3. The Strategic Significance of Tempo
3.1 Stripe’s Crypto Strategy
The launch of Tempo is not an isolated event, but rather a natural extension of Stripe’s long-term planning in the crypto space. From early cautious experiments, to betting on stablecoins, to directly building a payments-first public chain, Stripe’s strategic trajectory has gradually become clear. Key milestones in Stripe’s crypto roadmap are as follows:
· January 2018: Announced it would stop supporting Bitcoin payments due to slow transaction speeds and insufficient user interest, ending a 4-year foray into crypto.
· October 2024: Restarted crypto payments in the United States, supporting merchants to receive USDC and USDP stablecoins, with instant settlement into USD and fees lower than credit cards.
· February 2025: Acquired stablecoin infrastructure company Bridge for about $1.1 billion, emphasizing that stablecoins will become a core driving force for cross-border commerce.
· May 2025: Launched stablecoin financial accounts covering 101 countries, supporting stablecoin deposits/withdrawals and cross-chain payments, and partnered with Visa to launch a stablecoin spending card.
· June 2025: Announced the acquisition of Web3 wallet infrastructure company Privy, further improving crypto wallet and user account systems.
· September 2025: Tempo formally launched, positioned as a payments-first Layer1.
3.2 Tempo’s outlook
Tempo’s release is not only a continuation of Stripe’s crypto strategy, but also a major shift in its strategic focus. Different from earlier functional experiments, Tempo directly moves into the infrastructure layer, aiming to reshape the underlying logic of cross-border payments and clearing. It is not only meant to carry Stripe’s ambition to bring hundreds of millions of merchants and users into on-chain payments, but also to drive blockchain adoption into the mainstream through enterprise-level resources. From a macro perspective, Tempo’s launch is happening at a relatively favorable time.
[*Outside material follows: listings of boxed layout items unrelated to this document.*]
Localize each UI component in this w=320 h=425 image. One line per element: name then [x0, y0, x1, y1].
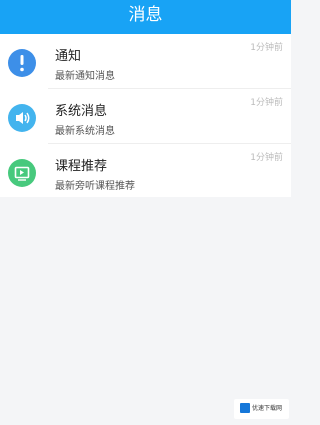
- watermark-logo: 优速下载网: [234, 399, 289, 419]
- message-title: 系统消息: [55, 104, 108, 119]
- message-title: 课程推荐: [55, 159, 108, 174]
- message-subtitle: 最新系统消息: [55, 126, 115, 137]
- message-item-system[interactable]: 系统消息 最新系统消息 1分钟前: [0, 89, 291, 143]
- message-time: 1分钟前: [250, 98, 283, 108]
- info-icon: [8, 49, 36, 77]
- speaker-icon: [8, 104, 36, 132]
- message-subtitle: 最新旁听课程推荐: [55, 181, 135, 192]
- message-time: 1分钟前: [250, 153, 283, 163]
- message-title: 通知: [55, 49, 82, 64]
- video-play-icon: [8, 159, 36, 187]
- message-item-notice[interactable]: 通知 最新通知消息 1分钟前: [0, 34, 291, 88]
- header-bar: 消息: [0, 0, 291, 34]
- message-item-course[interactable]: 课程推荐 最新旁听课程推荐 1分钟前: [0, 144, 291, 198]
- watermark-icon: [240, 403, 250, 413]
- message-subtitle: 最新通知消息: [55, 71, 115, 82]
- message-time: 1分钟前: [250, 43, 283, 53]
- message-list: 通知 最新通知消息 1分钟前 系统消息 最新系统消息 1分钟前 课程推荐 最新旁…: [0, 34, 291, 197]
- page-title: 消息: [128, 5, 163, 25]
- watermark-text: 优速下载网: [252, 405, 283, 412]
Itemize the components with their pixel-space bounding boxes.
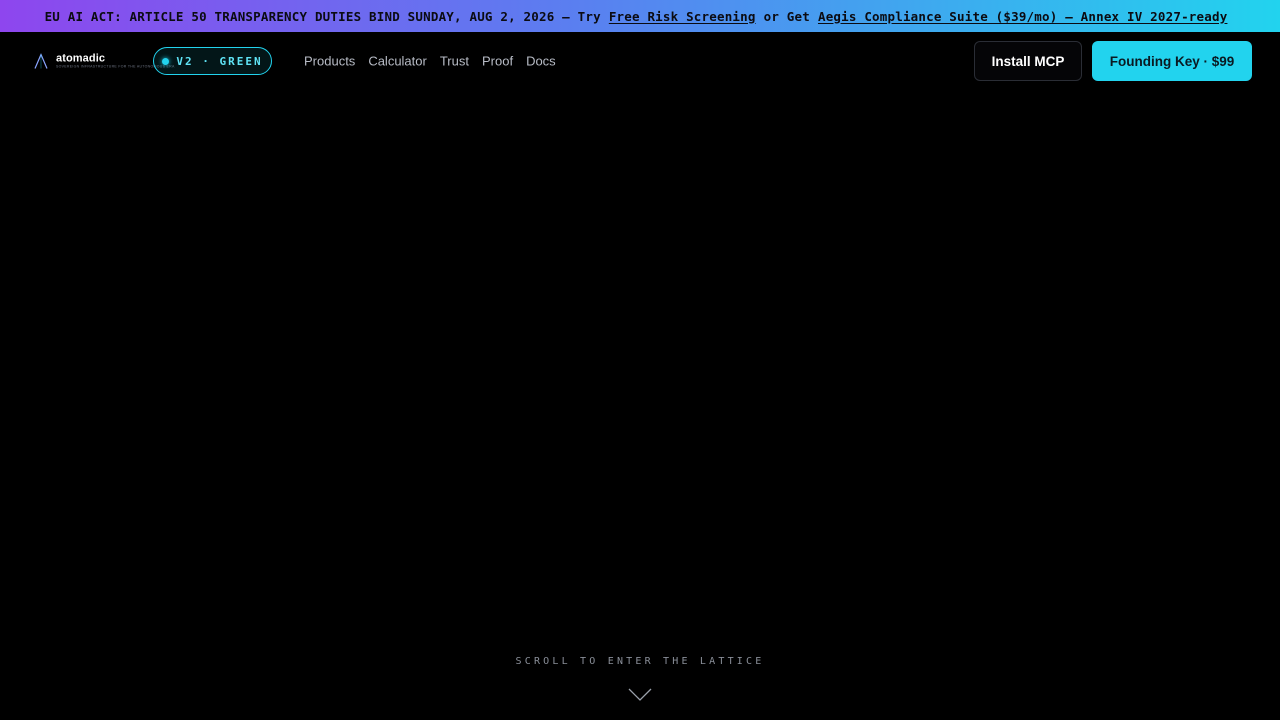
scroll-hint-text: SCROLL TO ENTER THE LATTICE — [515, 656, 765, 667]
nav-link-docs[interactable]: Docs — [526, 54, 556, 69]
primary-nav-links: Products Calculator Trust Proof Docs — [304, 54, 556, 69]
nav-link-products[interactable]: Products — [304, 54, 355, 69]
version-badge-label: V2 · GREEN — [176, 54, 263, 68]
status-dot-icon — [162, 57, 170, 65]
install-mcp-button[interactable]: Install MCP — [974, 41, 1082, 81]
version-status-badge[interactable]: V2 · GREEN — [153, 47, 272, 75]
banner-lead-text: EU AI ACT: ARTICLE 50 TRANSPARENCY DUTIE… — [44, 8, 601, 24]
top-navigation: atomadic sovereign infrastructure for th… — [0, 32, 1280, 90]
lambda-logo-icon — [34, 53, 48, 69]
free-risk-screening-link[interactable]: Free Risk Screening — [609, 9, 756, 24]
aegis-compliance-suite-link[interactable]: Aegis Compliance Suite ($39/mo) — Annex … — [818, 9, 1227, 24]
founding-key-button[interactable]: Founding Key · $99 — [1092, 41, 1252, 81]
nav-link-proof[interactable]: Proof — [482, 54, 513, 69]
nav-link-trust[interactable]: Trust — [440, 54, 469, 69]
nav-link-calculator[interactable]: Calculator — [368, 54, 427, 69]
announcement-banner: EU AI ACT: ARTICLE 50 TRANSPARENCY DUTIE… — [0, 0, 1280, 32]
chevron-down-icon[interactable] — [628, 688, 652, 702]
banner-middle-text: or Get — [763, 8, 810, 24]
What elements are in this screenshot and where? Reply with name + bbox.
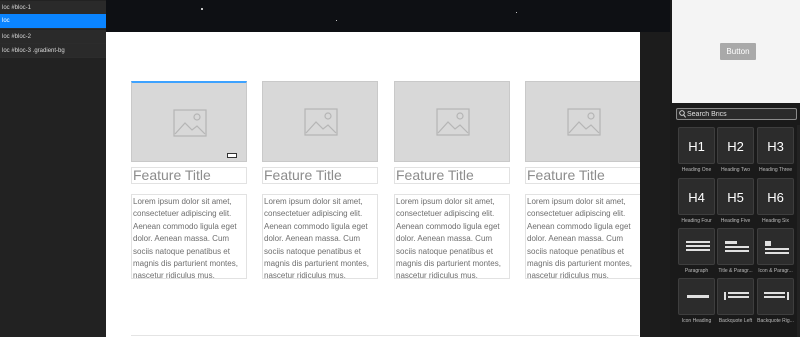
bric-label: Heading Four	[681, 218, 712, 224]
bric-backquote-right[interactable]: Backquote Rig...	[757, 278, 794, 324]
starfield-header-bloc[interactable]	[106, 0, 670, 32]
bric-label: Paragraph	[684, 268, 709, 274]
heading-five-glyph: H5	[727, 190, 744, 205]
search-input[interactable]	[687, 109, 795, 119]
image-placeholder-icon	[173, 109, 207, 137]
heading-three-glyph: H3	[767, 139, 784, 154]
layer-item-bloc-1[interactable]: loc #bloc-1	[0, 1, 106, 15]
star-dot	[336, 20, 337, 21]
icon-paragraph-icon	[765, 241, 789, 256]
star-dot	[201, 8, 203, 10]
bric-heading-four[interactable]: H4 Heading Four	[678, 178, 715, 224]
feature-body-text[interactable]: Lorem ipsum dolor sit amet, consectetuer…	[131, 194, 247, 280]
bric-paragraph[interactable]: Paragraph	[678, 228, 715, 274]
bric-label: Title & Paragr...	[718, 268, 753, 274]
image-placeholder[interactable]	[394, 81, 510, 162]
heading-four-glyph: H4	[688, 190, 705, 205]
bric-label: Heading Two	[720, 167, 751, 173]
backquote-left-icon	[724, 292, 749, 300]
layer-item-bloc-3[interactable]: loc #bloc-3 .gradient-bg	[0, 44, 106, 58]
bric-heading-five[interactable]: H5 Heading Five	[717, 178, 754, 224]
feature-body-text[interactable]: Lorem ipsum dolor sit amet, consectetuer…	[262, 194, 378, 280]
app-window: loc #bloc-1 loc loc #bloc-2 loc #bloc-3 …	[0, 0, 800, 337]
bric-label: Heading Five	[720, 218, 751, 224]
preview-button[interactable]: Button	[720, 43, 756, 60]
bric-label: Heading One	[681, 167, 712, 173]
paragraph-icon	[686, 241, 710, 253]
section-divider	[131, 335, 639, 336]
layer-item-bloc-2[interactable]: loc #bloc-2	[0, 30, 106, 44]
bric-label: Icon Heading	[681, 318, 712, 324]
image-placeholder-selected[interactable]	[131, 81, 247, 162]
heading-six-glyph: H6	[767, 190, 784, 205]
bric-label: Backquote Left	[718, 318, 753, 324]
feature-title[interactable]: Feature Title	[131, 167, 247, 184]
layer-item-selected[interactable]: loc	[0, 14, 106, 29]
bric-title-paragraph[interactable]: Title & Paragr...	[717, 228, 754, 274]
resize-handle-icon[interactable]	[227, 153, 237, 158]
image-placeholder-icon	[304, 108, 338, 136]
heading-two-glyph: H2	[727, 139, 744, 154]
feature-title[interactable]: Feature Title	[525, 167, 641, 184]
bric-backquote-left[interactable]: Backquote Left	[717, 278, 754, 324]
feature-title[interactable]: Feature Title	[262, 167, 378, 184]
bric-search[interactable]	[676, 108, 797, 120]
layers-panel: loc #bloc-1 loc loc #bloc-2 loc #bloc-3 …	[0, 0, 106, 337]
search-icon	[679, 110, 686, 118]
bric-label: Heading Six	[762, 218, 789, 224]
feature-title[interactable]: Feature Title	[394, 167, 510, 184]
image-placeholder[interactable]	[262, 81, 378, 162]
bric-label: Backquote Rig...	[757, 318, 794, 324]
title-paragraph-icon	[725, 241, 749, 254]
bric-preview: Button	[672, 0, 800, 103]
image-placeholder-icon	[436, 108, 470, 136]
feature-body-text[interactable]: Lorem ipsum dolor sit amet, consectetuer…	[525, 194, 641, 280]
heading-one-glyph: H1	[688, 139, 705, 154]
bric-heading-six[interactable]: H6 Heading Six	[757, 178, 794, 224]
backquote-right-icon	[764, 292, 789, 300]
bric-icon-paragraph[interactable]: Icon & Paragr...	[757, 228, 794, 274]
bric-icon-heading[interactable]: Icon Heading	[678, 278, 715, 324]
icon-heading-icon	[687, 295, 709, 300]
bric-heading-three[interactable]: H3 Heading Three	[757, 127, 794, 173]
bric-heading-one[interactable]: H1 Heading One	[678, 127, 715, 173]
feature-body-text[interactable]: Lorem ipsum dolor sit amet, consectetuer…	[394, 194, 510, 280]
bric-label: Icon & Paragr...	[758, 268, 793, 274]
bric-label: Heading Three	[759, 167, 792, 173]
design-canvas[interactable]: Feature Title Lorem ipsum dolor sit amet…	[106, 0, 670, 337]
image-placeholder[interactable]	[525, 81, 641, 162]
canvas-margin	[640, 32, 670, 337]
brics-panel: Button H1 Heading One H2 Heading Two H3 …	[670, 0, 800, 337]
image-placeholder-icon	[567, 108, 601, 136]
bric-heading-two[interactable]: H2 Heading Two	[717, 127, 754, 173]
star-dot	[516, 12, 517, 13]
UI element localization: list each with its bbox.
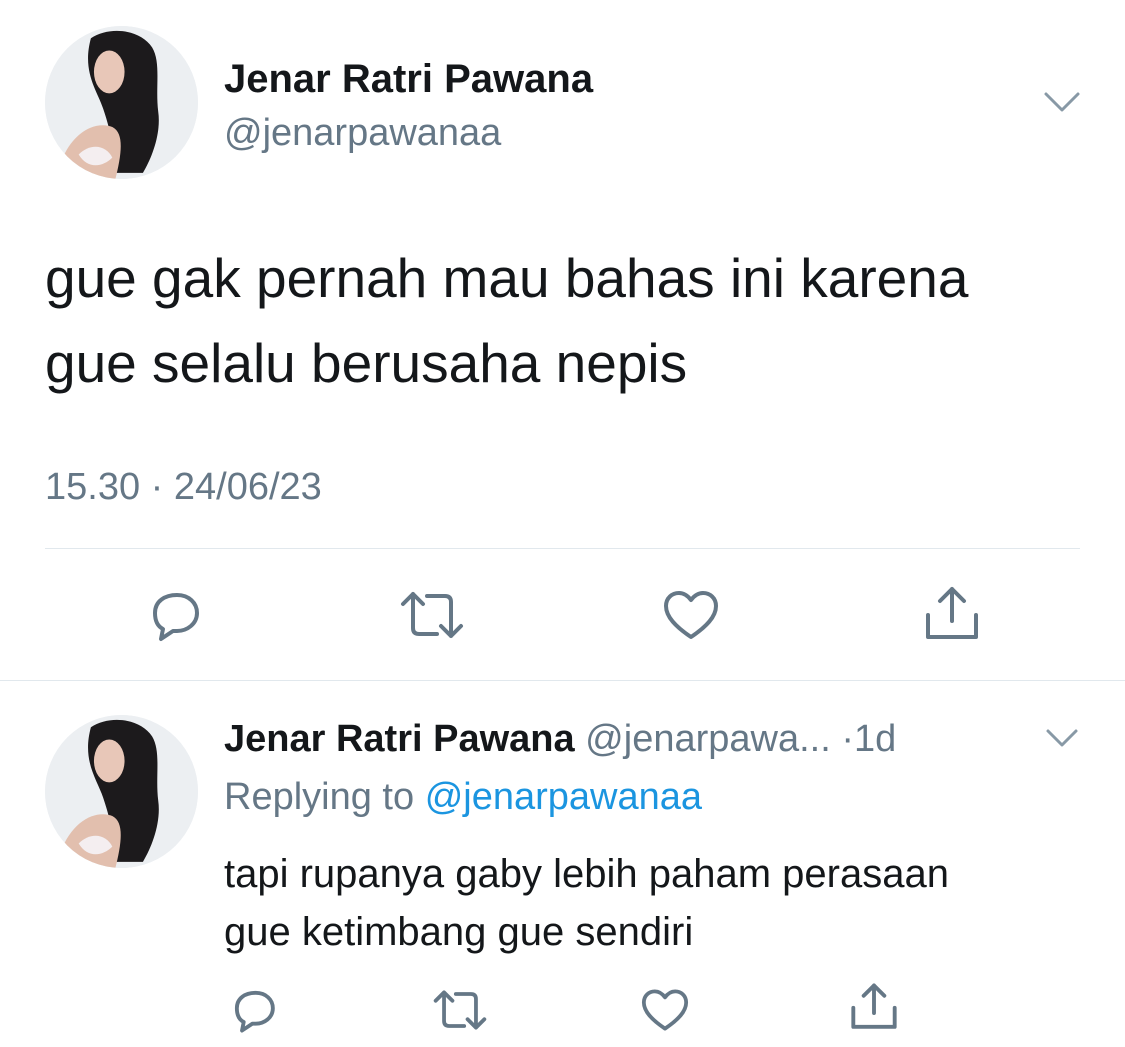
chevron-down-icon[interactable] — [1042, 88, 1082, 116]
tweet-text-line: gue ketimbang gue sendiri — [224, 910, 694, 954]
share-icon[interactable] — [922, 585, 982, 643]
replying-label: Replying to — [224, 776, 415, 818]
chevron-down-icon[interactable] — [1045, 726, 1079, 750]
avatar[interactable] — [45, 26, 198, 179]
retweet-icon[interactable] — [399, 590, 465, 640]
like-icon[interactable] — [662, 589, 720, 641]
reply-icon[interactable] — [230, 986, 278, 1034]
avatar[interactable] — [45, 715, 198, 868]
tweet-thread: Jenar Ratri Pawana @jenarpawanaa gue gak… — [0, 0, 1125, 1047]
tweet-text: gue gak pernah mau bahas ini karena gue … — [45, 236, 1095, 406]
divider — [45, 548, 1080, 549]
meta-separator: · — [841, 718, 854, 760]
meta-separator: · — [150, 466, 164, 508]
replying-to: Replying to @jenarpawanaa — [224, 776, 702, 819]
tweet-date: 24/06/23 — [173, 466, 322, 508]
like-icon[interactable] — [640, 988, 690, 1032]
avatar-photo — [45, 26, 198, 179]
tweet-text-line: gue selalu berusaha nepis — [45, 332, 688, 394]
author-name[interactable]: Jenar Ratri Pawana — [224, 57, 593, 102]
tweet-text: tapi rupanya gaby lebih paham perasaan g… — [224, 845, 1104, 961]
divider — [0, 680, 1125, 681]
tweet-text-line: gue gak pernah mau bahas ini karena — [45, 247, 969, 309]
tweet-text-line: tapi rupanya gaby lebih paham perasaan — [224, 852, 949, 896]
reply-icon[interactable] — [147, 587, 203, 643]
author-name[interactable]: Jenar Ratri Pawana — [224, 718, 575, 760]
share-icon[interactable] — [848, 982, 900, 1032]
author-handle[interactable]: @jenarpawa... — [585, 718, 831, 760]
retweet-icon[interactable] — [432, 989, 488, 1031]
reply-header: Jenar Ratri Pawana @jenarpawa... ·1d — [224, 718, 896, 761]
tweet-age[interactable]: 1d — [854, 718, 896, 760]
avatar-photo — [45, 715, 198, 868]
tweet-timestamp[interactable]: 15.30 · 24/06/23 — [45, 466, 322, 509]
mention-link[interactable]: @jenarpawanaa — [425, 776, 702, 818]
tweet-time: 15.30 — [45, 466, 141, 508]
author-handle[interactable]: @jenarpawanaa — [224, 112, 501, 155]
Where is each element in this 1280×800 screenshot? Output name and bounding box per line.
On one hand, stablecoins’ penetration in cross-border payments, value storage, and clearing continues to rise. On the other hand, stablecoin compliance frameworks are also gradually becoming clearer. Against this backdrop, Stripe’s global merchant network provides Tempo with natural transaction scenarios. Combined with partner involvement from Visa, Shopify, Deutsche Bank, OpenAI, and others, Tempo can build a “closed-loop” experimental environment covering acquiring, clearing, and applications.
However, Tempo’s long-term outlook remains highly uncertain. Meta’s Libra has already shown that enterprise-led chains often struggle to balance decentralization and market consensus under compliance pressure. By contrast, Tempo’s design is more aligned with the current regulatory environment in terms of compliance adaptation. But its alliance-based governance architecture also means power is highly concentrated, making it difficult to fully escape path dependency. If the future cannot gradually introduce more open participation mechanisms, Tempo may end up being seen as an extension of Stripe’s business map rather than a truly public infrastructure. Overall, Tempo’s future depends not only on balancing efficiency and openness, but also on whether—under a compliance framework—it can earn institutional trust and gradually accumulate consensus effects across networks. Only if these conditions can be realized step by step will Tempo have a chance to break beyond the limitations of a commercialized testing phase and evolve toward the direction of infrastructure with public attributes. Its long-term value will also become increasingly apparent in this process.